From this derives the presence of 5 geographic subspecies (4 African and one Asian), of which the typical sub-species (Streptopelia senegalensis senegalensis) and the one present in our aviaries certainly; as we have known for some years now the only species to be easily imported are the African ones. Anyway it is also certainly the most chromatically appreciable, given that the colors are more vivid and contrasting, the purplish pink chest and neck and head, the copper-red feather collar with the white black specks …

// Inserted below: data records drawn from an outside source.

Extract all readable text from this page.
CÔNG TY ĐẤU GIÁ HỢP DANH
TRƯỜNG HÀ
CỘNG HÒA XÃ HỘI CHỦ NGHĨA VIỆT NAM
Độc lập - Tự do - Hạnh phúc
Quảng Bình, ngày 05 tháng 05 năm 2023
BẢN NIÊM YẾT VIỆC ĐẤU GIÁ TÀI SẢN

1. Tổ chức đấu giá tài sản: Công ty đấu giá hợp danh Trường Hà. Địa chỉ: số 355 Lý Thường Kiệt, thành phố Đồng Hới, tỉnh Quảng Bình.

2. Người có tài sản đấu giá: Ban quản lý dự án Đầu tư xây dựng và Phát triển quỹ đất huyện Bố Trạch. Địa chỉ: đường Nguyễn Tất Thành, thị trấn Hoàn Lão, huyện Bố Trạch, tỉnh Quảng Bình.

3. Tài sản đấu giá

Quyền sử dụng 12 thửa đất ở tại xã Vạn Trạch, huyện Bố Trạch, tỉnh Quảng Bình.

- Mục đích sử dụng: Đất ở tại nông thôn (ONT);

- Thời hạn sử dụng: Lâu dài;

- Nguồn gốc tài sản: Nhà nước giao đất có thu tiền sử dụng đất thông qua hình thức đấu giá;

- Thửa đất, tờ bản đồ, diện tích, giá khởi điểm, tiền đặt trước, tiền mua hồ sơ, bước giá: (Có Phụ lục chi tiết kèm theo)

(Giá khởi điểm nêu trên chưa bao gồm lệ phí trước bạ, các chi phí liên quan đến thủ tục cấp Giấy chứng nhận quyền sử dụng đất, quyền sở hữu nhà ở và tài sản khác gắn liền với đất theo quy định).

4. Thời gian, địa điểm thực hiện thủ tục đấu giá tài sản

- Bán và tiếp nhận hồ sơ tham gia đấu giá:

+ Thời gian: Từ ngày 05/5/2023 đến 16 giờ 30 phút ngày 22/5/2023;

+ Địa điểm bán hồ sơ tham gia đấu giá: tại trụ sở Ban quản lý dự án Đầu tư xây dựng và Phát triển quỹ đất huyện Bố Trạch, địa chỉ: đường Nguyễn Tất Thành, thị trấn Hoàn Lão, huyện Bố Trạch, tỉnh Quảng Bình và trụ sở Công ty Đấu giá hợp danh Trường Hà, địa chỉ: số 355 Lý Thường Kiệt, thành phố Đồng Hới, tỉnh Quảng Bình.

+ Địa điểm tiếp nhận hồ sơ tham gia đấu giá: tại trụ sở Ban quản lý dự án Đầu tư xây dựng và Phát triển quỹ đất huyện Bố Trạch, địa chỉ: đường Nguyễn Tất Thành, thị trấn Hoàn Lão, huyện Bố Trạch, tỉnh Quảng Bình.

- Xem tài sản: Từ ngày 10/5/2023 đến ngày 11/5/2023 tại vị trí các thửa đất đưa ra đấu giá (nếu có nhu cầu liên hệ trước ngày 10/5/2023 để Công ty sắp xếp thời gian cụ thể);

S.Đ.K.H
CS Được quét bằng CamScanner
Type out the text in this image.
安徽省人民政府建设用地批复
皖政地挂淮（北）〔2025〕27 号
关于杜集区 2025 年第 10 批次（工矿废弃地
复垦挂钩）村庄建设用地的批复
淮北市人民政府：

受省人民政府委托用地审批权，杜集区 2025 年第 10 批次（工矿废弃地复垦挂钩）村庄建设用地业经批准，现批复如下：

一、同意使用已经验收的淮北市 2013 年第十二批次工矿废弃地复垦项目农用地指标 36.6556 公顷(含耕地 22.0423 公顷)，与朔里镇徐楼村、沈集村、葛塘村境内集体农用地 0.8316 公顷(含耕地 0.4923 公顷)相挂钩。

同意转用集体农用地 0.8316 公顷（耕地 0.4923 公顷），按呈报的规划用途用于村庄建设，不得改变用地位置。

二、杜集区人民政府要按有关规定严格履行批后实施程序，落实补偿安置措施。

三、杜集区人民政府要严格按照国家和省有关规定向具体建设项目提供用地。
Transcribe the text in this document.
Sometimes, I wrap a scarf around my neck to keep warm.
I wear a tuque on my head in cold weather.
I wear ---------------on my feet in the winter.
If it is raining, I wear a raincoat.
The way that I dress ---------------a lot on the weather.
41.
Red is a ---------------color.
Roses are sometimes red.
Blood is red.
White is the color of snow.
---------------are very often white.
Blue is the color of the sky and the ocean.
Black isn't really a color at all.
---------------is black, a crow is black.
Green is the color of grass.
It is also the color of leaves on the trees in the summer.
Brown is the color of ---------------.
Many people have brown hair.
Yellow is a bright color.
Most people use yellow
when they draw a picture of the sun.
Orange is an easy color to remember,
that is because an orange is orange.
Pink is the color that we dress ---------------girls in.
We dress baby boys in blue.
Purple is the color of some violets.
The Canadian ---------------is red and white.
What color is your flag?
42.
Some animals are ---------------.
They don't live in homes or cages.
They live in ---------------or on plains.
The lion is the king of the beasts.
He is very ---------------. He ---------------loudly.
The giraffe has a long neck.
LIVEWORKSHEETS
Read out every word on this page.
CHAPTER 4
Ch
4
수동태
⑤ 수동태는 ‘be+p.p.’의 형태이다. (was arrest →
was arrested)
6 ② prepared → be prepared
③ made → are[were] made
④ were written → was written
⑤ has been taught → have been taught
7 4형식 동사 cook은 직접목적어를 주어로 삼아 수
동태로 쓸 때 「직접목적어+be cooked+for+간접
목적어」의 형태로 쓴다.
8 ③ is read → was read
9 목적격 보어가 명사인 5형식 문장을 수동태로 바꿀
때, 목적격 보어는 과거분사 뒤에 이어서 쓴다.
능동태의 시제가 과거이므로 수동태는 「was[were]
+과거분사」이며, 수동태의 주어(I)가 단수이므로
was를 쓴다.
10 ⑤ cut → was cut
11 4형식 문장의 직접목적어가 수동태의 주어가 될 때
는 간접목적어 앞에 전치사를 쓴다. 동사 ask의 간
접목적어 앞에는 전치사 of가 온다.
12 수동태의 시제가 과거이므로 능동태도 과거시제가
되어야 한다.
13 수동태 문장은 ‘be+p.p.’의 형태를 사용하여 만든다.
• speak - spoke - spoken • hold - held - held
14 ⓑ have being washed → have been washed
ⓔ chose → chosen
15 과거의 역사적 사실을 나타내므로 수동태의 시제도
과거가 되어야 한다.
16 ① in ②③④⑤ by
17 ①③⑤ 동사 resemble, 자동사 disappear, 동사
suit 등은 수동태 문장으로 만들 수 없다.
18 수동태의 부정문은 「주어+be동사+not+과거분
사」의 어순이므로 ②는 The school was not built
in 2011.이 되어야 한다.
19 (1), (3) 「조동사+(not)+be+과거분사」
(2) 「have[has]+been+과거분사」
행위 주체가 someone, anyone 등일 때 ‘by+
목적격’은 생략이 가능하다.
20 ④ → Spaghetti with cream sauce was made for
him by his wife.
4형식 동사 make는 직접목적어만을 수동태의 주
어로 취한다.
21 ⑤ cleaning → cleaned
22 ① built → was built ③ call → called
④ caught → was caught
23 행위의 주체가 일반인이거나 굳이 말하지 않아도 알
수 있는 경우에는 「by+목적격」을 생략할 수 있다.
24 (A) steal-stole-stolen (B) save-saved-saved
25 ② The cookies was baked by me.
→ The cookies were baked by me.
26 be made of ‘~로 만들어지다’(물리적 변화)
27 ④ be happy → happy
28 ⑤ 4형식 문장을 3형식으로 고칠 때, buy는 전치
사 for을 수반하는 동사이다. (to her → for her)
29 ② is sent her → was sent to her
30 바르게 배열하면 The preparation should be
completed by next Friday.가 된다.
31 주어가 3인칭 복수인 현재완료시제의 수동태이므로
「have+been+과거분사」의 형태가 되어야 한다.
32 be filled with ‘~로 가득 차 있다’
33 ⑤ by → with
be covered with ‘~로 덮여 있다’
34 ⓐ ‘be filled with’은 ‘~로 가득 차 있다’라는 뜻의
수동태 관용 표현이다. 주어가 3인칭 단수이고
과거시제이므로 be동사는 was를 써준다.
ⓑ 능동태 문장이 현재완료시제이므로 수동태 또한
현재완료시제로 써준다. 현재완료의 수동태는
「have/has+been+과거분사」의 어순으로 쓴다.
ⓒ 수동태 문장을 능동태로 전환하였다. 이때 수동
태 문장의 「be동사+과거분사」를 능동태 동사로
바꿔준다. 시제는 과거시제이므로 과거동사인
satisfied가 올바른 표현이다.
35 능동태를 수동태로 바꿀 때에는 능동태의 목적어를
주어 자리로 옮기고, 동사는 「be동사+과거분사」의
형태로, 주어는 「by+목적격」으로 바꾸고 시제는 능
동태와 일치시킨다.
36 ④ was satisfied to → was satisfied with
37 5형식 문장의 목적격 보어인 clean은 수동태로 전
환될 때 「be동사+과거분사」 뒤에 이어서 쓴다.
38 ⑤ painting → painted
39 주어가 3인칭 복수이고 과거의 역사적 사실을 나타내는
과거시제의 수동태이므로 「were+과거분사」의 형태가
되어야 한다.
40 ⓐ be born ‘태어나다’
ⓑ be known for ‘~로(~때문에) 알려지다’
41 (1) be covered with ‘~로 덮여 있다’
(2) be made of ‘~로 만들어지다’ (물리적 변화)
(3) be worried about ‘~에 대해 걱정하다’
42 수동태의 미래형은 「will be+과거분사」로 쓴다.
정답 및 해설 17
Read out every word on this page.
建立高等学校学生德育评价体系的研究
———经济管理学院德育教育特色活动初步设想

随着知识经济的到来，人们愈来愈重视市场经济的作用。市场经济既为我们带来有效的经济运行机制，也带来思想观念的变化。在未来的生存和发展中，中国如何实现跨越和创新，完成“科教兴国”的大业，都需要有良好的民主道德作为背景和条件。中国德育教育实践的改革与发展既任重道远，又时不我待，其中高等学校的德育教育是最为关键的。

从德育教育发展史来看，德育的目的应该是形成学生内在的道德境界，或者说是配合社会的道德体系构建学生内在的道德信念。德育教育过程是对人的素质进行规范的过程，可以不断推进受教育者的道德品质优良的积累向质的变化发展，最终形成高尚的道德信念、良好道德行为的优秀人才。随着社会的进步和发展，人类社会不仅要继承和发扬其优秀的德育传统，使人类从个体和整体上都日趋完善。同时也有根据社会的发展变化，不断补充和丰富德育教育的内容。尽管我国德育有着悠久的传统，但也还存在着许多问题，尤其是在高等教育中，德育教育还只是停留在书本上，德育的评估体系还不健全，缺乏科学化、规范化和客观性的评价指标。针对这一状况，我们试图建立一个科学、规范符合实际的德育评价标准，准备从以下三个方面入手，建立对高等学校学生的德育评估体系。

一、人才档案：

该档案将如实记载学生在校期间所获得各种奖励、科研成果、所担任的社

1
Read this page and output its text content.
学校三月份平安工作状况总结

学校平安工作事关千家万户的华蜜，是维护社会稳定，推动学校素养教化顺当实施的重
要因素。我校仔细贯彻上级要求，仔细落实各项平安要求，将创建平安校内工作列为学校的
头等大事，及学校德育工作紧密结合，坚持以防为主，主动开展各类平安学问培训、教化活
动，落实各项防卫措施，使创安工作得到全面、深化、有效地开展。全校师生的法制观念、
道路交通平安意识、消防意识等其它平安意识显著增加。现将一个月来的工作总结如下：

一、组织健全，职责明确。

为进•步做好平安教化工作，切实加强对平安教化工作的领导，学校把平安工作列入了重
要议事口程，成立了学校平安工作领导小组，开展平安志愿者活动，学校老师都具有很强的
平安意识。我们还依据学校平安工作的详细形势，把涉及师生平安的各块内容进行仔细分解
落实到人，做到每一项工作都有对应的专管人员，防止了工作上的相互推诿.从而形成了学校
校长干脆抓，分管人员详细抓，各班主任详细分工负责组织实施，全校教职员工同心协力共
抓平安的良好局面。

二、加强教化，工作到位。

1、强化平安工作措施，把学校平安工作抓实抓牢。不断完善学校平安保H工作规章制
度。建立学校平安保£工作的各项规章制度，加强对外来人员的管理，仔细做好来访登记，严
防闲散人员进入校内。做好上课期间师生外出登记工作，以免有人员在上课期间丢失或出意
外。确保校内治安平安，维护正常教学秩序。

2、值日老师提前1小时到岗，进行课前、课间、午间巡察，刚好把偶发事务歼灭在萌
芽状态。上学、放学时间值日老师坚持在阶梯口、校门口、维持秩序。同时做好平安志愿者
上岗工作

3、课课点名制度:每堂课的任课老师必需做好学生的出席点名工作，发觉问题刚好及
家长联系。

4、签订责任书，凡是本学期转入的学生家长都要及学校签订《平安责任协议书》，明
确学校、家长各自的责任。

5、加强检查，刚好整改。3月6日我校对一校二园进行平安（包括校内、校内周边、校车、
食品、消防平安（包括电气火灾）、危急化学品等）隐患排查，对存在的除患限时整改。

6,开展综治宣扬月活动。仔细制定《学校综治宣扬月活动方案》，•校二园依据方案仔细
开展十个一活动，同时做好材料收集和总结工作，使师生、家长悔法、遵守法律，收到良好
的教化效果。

Rare resident, at the moment, in Europe, it’s present only in western Turkey. Partially migratory species; in some areas of Africa it performs seasonal movements.

3. Diet

It is a predominantly granivorous bird and it feeds on herbaceous plant seeds that it collects on the ground. It also frequents the cultivated fields of wheat and millet. From time to time it also enjoys feeding on larvae, termites, snails and other insects.

Laughing dove diet

4. Breeding

It forms stable couples that last for a lifetime. The bowing behavior of the male is very rapid and at the height of the bow he keeps the body almost horizontal to show the characteristic design of the collar to the female. Mating is preceded by reciprocal exchanges of care with the beak. the nest is built in trees or bushes or in sheltered places in the corners of buildings. The female will lay here two white eggs which are incubated for 13-15 days, by the male during the day and by the female at night.

Laughing dove nest

5. Conservation

Distributed over about 64,000,000 square kilometers and with a global population of about 2,500,000 to 8,300,000 individuals and an overall population trend consider to be stable, it’s no wonder that the laughing dove is reported as common in many places within its wide range.

Laughing dove conservation

With a very large range of expansion, this species doesn’t even approach the limits to be considered as Vulnerable, under a criterion of range size. Also the population trend appears to be stable, so under this criterion as well the laughing dove is not over the vulnerability threshold, same goes for the population size, which is estimated to be extremely large, hence there’s no reason to think the population size is close to being Vulnerable. For all these reasons, in the IUCN’s Red List, the Laughing dove is classified as Least Concern (LC).